A federal prosecutor who held a key role in the case against President Donald Trump’s former personal attorney worked Monday to restore calm to the Manhattan prosecutor’s office, following the abrupt ouster of her predecessor.
Audrey Strauss, the newly appointed acting U.S. attorney, sent an email to the staff Saturday night within hours of the announcement by U.S. Attorney Geoffrey S. Berman that he would leave his position and would be replaced by her.
The 72-year-old Strauss, a Democrat, will be only the second woman to lead one of the nation’s most premiere districts, home to famous mob trials, terrorism cases and now, probes involving the president’s allies. Her allies say she is a thoughtful, careful lawyer with decades of experience both as a prosecutor and defense attorney.
The extraordinary departure of Berman, a Trump donor who won over critics with his investigations, started with Attorney General William Barr’s abrupt announcement Friday that Berman was stepping down as U.S. attorney after 2-1/2 years on the job. A defiant Berman announced he was staying in the post he’d been appointed to by judges, but then eventually said he’d leave, noting his confidence in Strauss.
Several individuals who read Strauss’ email to staff said it was encouraging and reassuring and reflected her measured personality, insisting the work by prosecutors would remain free from outside influence.
The office’s storied independence has stretched to the White House and the lawn outside it, where conversations at a congressional picnic touched off an insider trading prosecution of former Rep. Chris Collins, the first member of Congress to endorse Trump.
Strauss helped lead the charge against Trump’s former lawyer, Michael Cohen, showing that prosecutors believed the president encouraged the campaign finance fraud that resulted in payouts to silence two women about alleged affairs with Trump before he was president. Cohen eventually pleaded guilty.
The latest probe to touch nerves in Washington resulted in the arrest of two associates of Rudolph Giuliani and an investigation of the former New York City mayor and his dealings on Trump’s behalf in Ukraine.
Trump has signaled plans to nominate the chairman of the Securities and Exchange Commission to the job, and Barr had announced another lawyer would take over in the interim, rankling Berman. In announcing he’d step down late Saturday, Berman noted he was influenced by Barr’s later decision to “respect the normal operation of law” and let Strauss take over instead.
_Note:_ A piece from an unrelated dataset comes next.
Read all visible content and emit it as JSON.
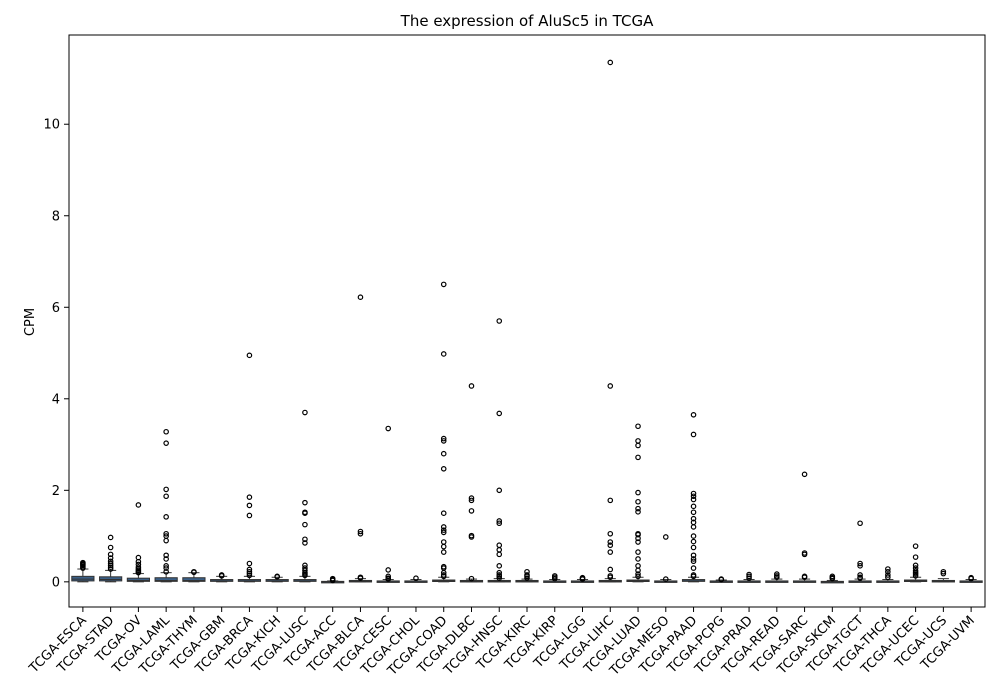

He then paid tribute to Strauss, whom he installed as his senior counsel from February 2018 to March 2019 and then as deputy U.S. attorney, the second highest position in the office.
Berman and Strauss have known each other for decades, having worked together in the late 1980s on the independent counsel’s probe of the Iran-contra scandal.
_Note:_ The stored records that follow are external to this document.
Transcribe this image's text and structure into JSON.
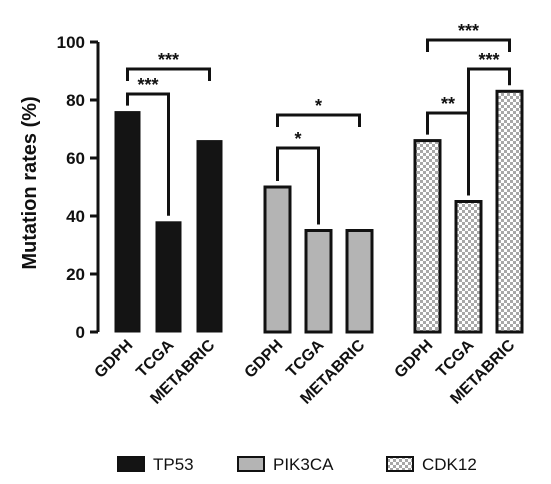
{
  "chart_data": {
    "type": "bar",
    "ylabel": "Mutation rates (%)",
    "ylim": [
      0,
      100
    ],
    "yticks": [
      0,
      20,
      40,
      60,
      80,
      100
    ],
    "groups": [
      {
        "name": "TP53",
        "fill": "solid",
        "color": "#141414",
        "bars": [
          {
            "category": "GDPH",
            "value": 76
          },
          {
            "category": "TCGA",
            "value": 38
          },
          {
            "category": "METABRIC",
            "value": 66
          }
        ],
        "significance": [
          {
            "from": 0,
            "to": 2,
            "label": "***"
          },
          {
            "from": 0,
            "to": 1,
            "label": "***"
          }
        ]
      },
      {
        "name": "PIK3CA",
        "fill": "gray",
        "color": "#b4b4b4",
        "bars": [
          {
            "category": "GDPH",
            "value": 50
          },
          {
            "category": "TCGA",
            "value": 35
          },
          {
            "category": "METABRIC",
            "value": 35
          }
        ],
        "significance": [
          {
            "from": 0,
            "to": 2,
            "label": "*"
          },
          {
            "from": 0,
            "to": 1,
            "label": "*"
          }
        ]
      },
      {
        "name": "CDK12",
        "fill": "checker",
        "color": "#cfcfcf",
        "bars": [
          {
            "category": "GDPH",
            "value": 66
          },
          {
            "category": "TCGA",
            "value": 45
          },
          {
            "category": "METABRIC",
            "value": 83
          }
        ],
        "significance": [
          {
            "from": 0,
            "to": 2,
            "label": "***"
          },
          {
            "from": 0,
            "to": 1,
            "label": "**"
          },
          {
            "from": 1,
            "to": 2,
            "label": "***"
          }
        ]
      }
    ],
    "legend": {
      "position": "bottom",
      "entries": [
        "TP53",
        "PIK3CA",
        "CDK12"
      ]
    },
    "grid": false
  }
}
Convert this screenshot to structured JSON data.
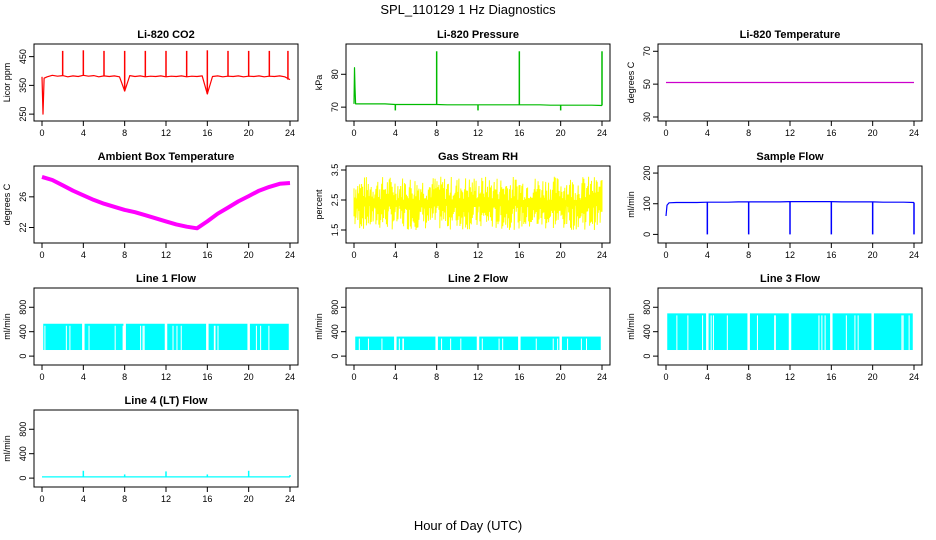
{
  "title": "SPL_110129  1 Hz Diagnostics",
  "xlabel": "Hour of Day (UTC)",
  "chart_data": [
    {
      "type": "line",
      "title": "Li-820 CO2",
      "ylabel": "Licor ppm",
      "color": "#ff0000",
      "xlim": [
        0,
        24
      ],
      "ylim": [
        240,
        480
      ],
      "xticks": [
        0,
        4,
        8,
        12,
        16,
        20,
        24
      ],
      "yticks": [
        250,
        350,
        450
      ],
      "x": [
        0,
        0.1,
        0.2,
        0.5,
        1,
        1.5,
        2,
        2.5,
        3,
        3.5,
        4,
        4.5,
        5,
        5.5,
        6,
        6.5,
        7,
        7.5,
        8,
        8.5,
        9,
        9.5,
        10,
        10.5,
        11,
        11.5,
        12,
        12.5,
        13,
        13.5,
        14,
        14.5,
        15,
        15.5,
        16,
        16.5,
        17,
        17.5,
        18,
        18.5,
        19,
        19.5,
        20,
        20.5,
        21,
        21.5,
        22,
        22.5,
        23,
        23.5,
        24
      ],
      "values": [
        380,
        250,
        375,
        380,
        385,
        382,
        384,
        380,
        383,
        381,
        385,
        382,
        384,
        380,
        383,
        381,
        383,
        380,
        330,
        384,
        381,
        383,
        380,
        382,
        381,
        383,
        380,
        382,
        381,
        383,
        380,
        382,
        381,
        383,
        320,
        381,
        383,
        380,
        382,
        381,
        383,
        380,
        382,
        381,
        383,
        380,
        382,
        381,
        383,
        380,
        370
      ],
      "spikes": [
        {
          "x": 2,
          "y": 470
        },
        {
          "x": 4,
          "y": 472
        },
        {
          "x": 6,
          "y": 470
        },
        {
          "x": 8,
          "y": 470
        },
        {
          "x": 10,
          "y": 470
        },
        {
          "x": 12,
          "y": 470
        },
        {
          "x": 14,
          "y": 470
        },
        {
          "x": 16,
          "y": 472
        },
        {
          "x": 18,
          "y": 470
        },
        {
          "x": 20,
          "y": 470
        },
        {
          "x": 22,
          "y": 470
        },
        {
          "x": 23.8,
          "y": 470
        }
      ]
    },
    {
      "type": "line",
      "title": "Li-820 Pressure",
      "ylabel": "kPa",
      "color": "#00bb00",
      "xlim": [
        0,
        24
      ],
      "ylim": [
        67,
        88
      ],
      "xticks": [
        0,
        4,
        8,
        12,
        16,
        20,
        24
      ],
      "yticks": [
        70,
        80
      ],
      "x": [
        0,
        0.05,
        0.1,
        0.15,
        0.3,
        1,
        2,
        3,
        4,
        5,
        6,
        7,
        8,
        9,
        10,
        11,
        12,
        13,
        14,
        15,
        16,
        17,
        18,
        19,
        20,
        21,
        22,
        23,
        24
      ],
      "values": [
        71,
        82,
        76,
        71,
        71,
        71,
        71,
        71,
        70.8,
        70.8,
        70.8,
        70.8,
        70.8,
        70.7,
        70.7,
        70.7,
        70.7,
        70.7,
        70.7,
        70.7,
        70.7,
        70.7,
        70.7,
        70.6,
        70.6,
        70.6,
        70.6,
        70.6,
        70.5
      ],
      "spikes": [
        {
          "x": 8,
          "y": 87
        },
        {
          "x": 16,
          "y": 87
        },
        {
          "x": 24,
          "y": 87
        },
        {
          "x": 4,
          "y": 69
        },
        {
          "x": 12,
          "y": 69
        },
        {
          "x": 20,
          "y": 69
        }
      ]
    },
    {
      "type": "line",
      "title": "Li-820 Temperature",
      "ylabel": "degrees C",
      "color": "#cc00cc",
      "xlim": [
        0,
        24
      ],
      "ylim": [
        30,
        72
      ],
      "xticks": [
        0,
        4,
        8,
        12,
        16,
        20,
        24
      ],
      "yticks": [
        30,
        50,
        70
      ],
      "x": [
        0,
        24
      ],
      "values": [
        51,
        51
      ],
      "spikes": []
    },
    {
      "type": "line",
      "title": "Ambient Box Temperature",
      "ylabel": "degrees C",
      "color": "#ff00ff",
      "xlim": [
        0,
        24
      ],
      "ylim": [
        20.5,
        29.5
      ],
      "xticks": [
        0,
        4,
        8,
        12,
        16,
        20,
        24
      ],
      "yticks": [
        22,
        26
      ],
      "x": [
        0,
        1,
        2,
        3,
        4,
        5,
        6,
        7,
        8,
        9,
        10,
        11,
        12,
        13,
        14,
        15,
        16,
        17,
        18,
        19,
        20,
        21,
        22,
        23,
        24
      ],
      "values": [
        28.6,
        28.2,
        27.5,
        26.8,
        26.2,
        25.6,
        25.1,
        24.7,
        24.3,
        24.0,
        23.6,
        23.2,
        22.8,
        22.4,
        22.1,
        21.9,
        22.8,
        23.8,
        24.6,
        25.4,
        26.1,
        26.8,
        27.3,
        27.7,
        27.8
      ],
      "spikes": []
    },
    {
      "type": "line",
      "title": "Gas Stream RH",
      "ylabel": "percent",
      "color": "#ffff00",
      "xlim": [
        0,
        24
      ],
      "ylim": [
        1.2,
        3.5
      ],
      "xticks": [
        0,
        4,
        8,
        12,
        16,
        20,
        24
      ],
      "yticks": [
        1.5,
        2.5,
        3.5
      ],
      "band": [
        1.5,
        3.3
      ],
      "x": [],
      "values": [],
      "spikes": []
    },
    {
      "type": "line",
      "title": "Sample Flow",
      "ylabel": "ml/min",
      "color": "#0000ff",
      "xlim": [
        0,
        24
      ],
      "ylim": [
        -15,
        210
      ],
      "xticks": [
        0,
        4,
        8,
        12,
        16,
        20,
        24
      ],
      "yticks": [
        0,
        100,
        200
      ],
      "x": [
        0,
        0.1,
        0.3,
        1,
        2,
        3,
        4,
        5,
        6,
        7,
        8,
        9,
        10,
        11,
        12,
        13,
        14,
        15,
        16,
        17,
        18,
        19,
        20,
        21,
        22,
        23,
        24
      ],
      "values": [
        60,
        95,
        103,
        104,
        104,
        104,
        105,
        105,
        105,
        106,
        106,
        106,
        106,
        106,
        107,
        107,
        107,
        107,
        107,
        106,
        106,
        106,
        106,
        105,
        105,
        105,
        104
      ],
      "spikes": [
        {
          "x": 4,
          "y": 0
        },
        {
          "x": 8,
          "y": 0
        },
        {
          "x": 12,
          "y": 0
        },
        {
          "x": 16,
          "y": 0
        },
        {
          "x": 20,
          "y": 0
        },
        {
          "x": 24,
          "y": 0
        }
      ]
    },
    {
      "type": "line",
      "title": "Line 1 Flow",
      "ylabel": "ml/min",
      "color": "#00ffff",
      "xlim": [
        0,
        24
      ],
      "ylim": [
        -80,
        1050
      ],
      "xticks": [
        0,
        4,
        8,
        12,
        16,
        20,
        24
      ],
      "yticks": [
        0,
        400,
        800
      ],
      "band": [
        100,
        530
      ],
      "gaps": [
        4,
        8,
        12,
        16,
        20
      ],
      "x": [],
      "values": [],
      "spikes": []
    },
    {
      "type": "line",
      "title": "Line 2 Flow",
      "ylabel": "ml/min",
      "color": "#00ffff",
      "xlim": [
        0,
        24
      ],
      "ylim": [
        -80,
        1050
      ],
      "xticks": [
        0,
        4,
        8,
        12,
        16,
        20,
        24
      ],
      "yticks": [
        0,
        400,
        800
      ],
      "band": [
        100,
        320
      ],
      "gaps": [
        4,
        8,
        12,
        16,
        20
      ],
      "x": [],
      "values": [],
      "spikes": []
    },
    {
      "type": "line",
      "title": "Line 3 Flow",
      "ylabel": "ml/min",
      "color": "#00ffff",
      "xlim": [
        0,
        24
      ],
      "ylim": [
        -80,
        1050
      ],
      "xticks": [
        0,
        4,
        8,
        12,
        16,
        20,
        24
      ],
      "yticks": [
        0,
        400,
        800
      ],
      "band": [
        100,
        700
      ],
      "gaps": [
        4,
        8,
        12,
        16,
        20
      ],
      "x": [],
      "values": [],
      "spikes": []
    },
    {
      "type": "line",
      "title": "Line 4 (LT) Flow",
      "ylabel": "ml/min",
      "color": "#00ffff",
      "xlim": [
        0,
        24
      ],
      "ylim": [
        -80,
        1050
      ],
      "xticks": [
        0,
        4,
        8,
        12,
        16,
        20,
        24
      ],
      "yticks": [
        0,
        400,
        800
      ],
      "x": [
        0,
        24
      ],
      "values": [
        20,
        20
      ],
      "spikes": [
        {
          "x": 4,
          "y": 120
        },
        {
          "x": 8,
          "y": 60
        },
        {
          "x": 12,
          "y": 110
        },
        {
          "x": 16,
          "y": 60
        },
        {
          "x": 20,
          "y": 120
        },
        {
          "x": 24,
          "y": 50
        }
      ]
    }
  ]
}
“I could leave the District in no better hands than Audrey’s. She is the smartest, most principled, and effective lawyer with whom I have ever had the privilege of working,” Berman wrote.
Strauss is well regarded in legal circles for decades of work as a prosecutor and defense attorney. The Columbia Law School graduate spent about seven years in the prosecutor’s office in the mid-1970s and early 1980s, where she met Jed S. Rakoff, now a judge in Manhattan federal court.
“In the now more than 45 years I have known Audrey, she has never once shaded the truth, made a hasty decision, or deviated from the facts,” Rakoff said Monday. “I don’t think this is because of any particular influence or pressure or handicap she has had to overcome. It lies very deep in her character and always has.”
The only woman to lead the Manhattan prosecutor’s office before her was Mary Jo White, who was U.S. attorney from early 1993 until 2002. White said Strauss will be “a very strong leader” in part because she is highly respected within and outside the office.
Former Manhattan federal prosecutor Danya Perry said Strauss “is viewed as a trailblazer and a pioneer.”
She said Strauss joined the office when women were rarely hired. When Perry arrived in 2002, about a third of the newly hired prosecutors were women.
It speaks volumes that Berman agreed to step down in part after receiving assurances that Strauss would take over in the interim, said Bruce Green, a former federal prosecutor who directs the Louis Stein Center for Law and Ethics at the Fordham University School of Law.
“Everyone has known her for decades and she has a proven track record,” Green said. “While this was a black eye for the attorney general, it’s really a victory for the prosecutorial independence of the Southern District of New York.”